É continuar. Apenas continuar tentando, continuar encontrando soluções, continuar fazendo as coisas se encaixarem. Continuar imaginando formatos até então não pensados mas que servem muito bem naquele lugar. Quando pesar: parar, respirar e continuar. E com o pé no chão e a mente tentando estar no melhor ponto de vista da montanha, a realidade dura ganha contornos gentis. E a saudade ganha um sabor menos amargo. E o medo fica recluso e a solidão não chega perto porque nesse momento estou caminhando mais rápido que ela.

E na verdade, o que seria a solidão que uma boa companheira não é mesmo?

E quando chegar sua hora, querida.
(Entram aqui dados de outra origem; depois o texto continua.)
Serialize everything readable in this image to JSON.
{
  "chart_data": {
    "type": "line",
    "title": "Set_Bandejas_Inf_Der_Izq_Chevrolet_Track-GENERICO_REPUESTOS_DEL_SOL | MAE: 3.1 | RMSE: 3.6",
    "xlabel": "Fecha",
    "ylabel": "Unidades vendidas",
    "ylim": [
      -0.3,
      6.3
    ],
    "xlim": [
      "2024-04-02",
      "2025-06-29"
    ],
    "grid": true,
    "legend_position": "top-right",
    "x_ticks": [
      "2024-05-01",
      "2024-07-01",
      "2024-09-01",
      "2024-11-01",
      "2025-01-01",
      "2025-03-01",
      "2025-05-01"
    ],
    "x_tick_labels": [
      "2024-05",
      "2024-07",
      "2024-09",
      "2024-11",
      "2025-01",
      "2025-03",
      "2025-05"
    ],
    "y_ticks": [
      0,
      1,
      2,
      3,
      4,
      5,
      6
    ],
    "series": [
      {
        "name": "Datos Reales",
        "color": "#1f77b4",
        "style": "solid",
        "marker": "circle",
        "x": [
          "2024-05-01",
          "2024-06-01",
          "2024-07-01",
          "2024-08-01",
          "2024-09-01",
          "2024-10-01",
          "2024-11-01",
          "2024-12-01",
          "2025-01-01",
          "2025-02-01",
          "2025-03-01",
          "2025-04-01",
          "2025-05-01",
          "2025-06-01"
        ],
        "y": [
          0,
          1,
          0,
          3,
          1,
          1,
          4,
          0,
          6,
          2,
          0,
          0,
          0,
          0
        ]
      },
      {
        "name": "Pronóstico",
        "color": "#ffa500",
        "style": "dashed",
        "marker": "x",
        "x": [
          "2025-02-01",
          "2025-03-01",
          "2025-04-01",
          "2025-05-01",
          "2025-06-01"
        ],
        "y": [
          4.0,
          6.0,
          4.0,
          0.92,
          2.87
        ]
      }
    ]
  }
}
Quando você sentir essa coisa da vida adulta, não terei mágica, só a melhor coisa que posso te ensinar: perspectiva.

O lento respirar fundo e entender sobre a culpa que te pertence porque te colocaram. A compreenção das lágrimas que precisamos derramar. O abraço da realidade que pode ser moldada com nosso jeitinho mágico de fazer o melhor para quem amamos.

Gentileza nem sempre gera gentiliza.
Gentileza vai te fazer continuar vivendo porque ela gera a única coisa que importa: caminhar com o mínimo de paz que podemos encontrar no fundo do peito.

Com amor,
Mamãe.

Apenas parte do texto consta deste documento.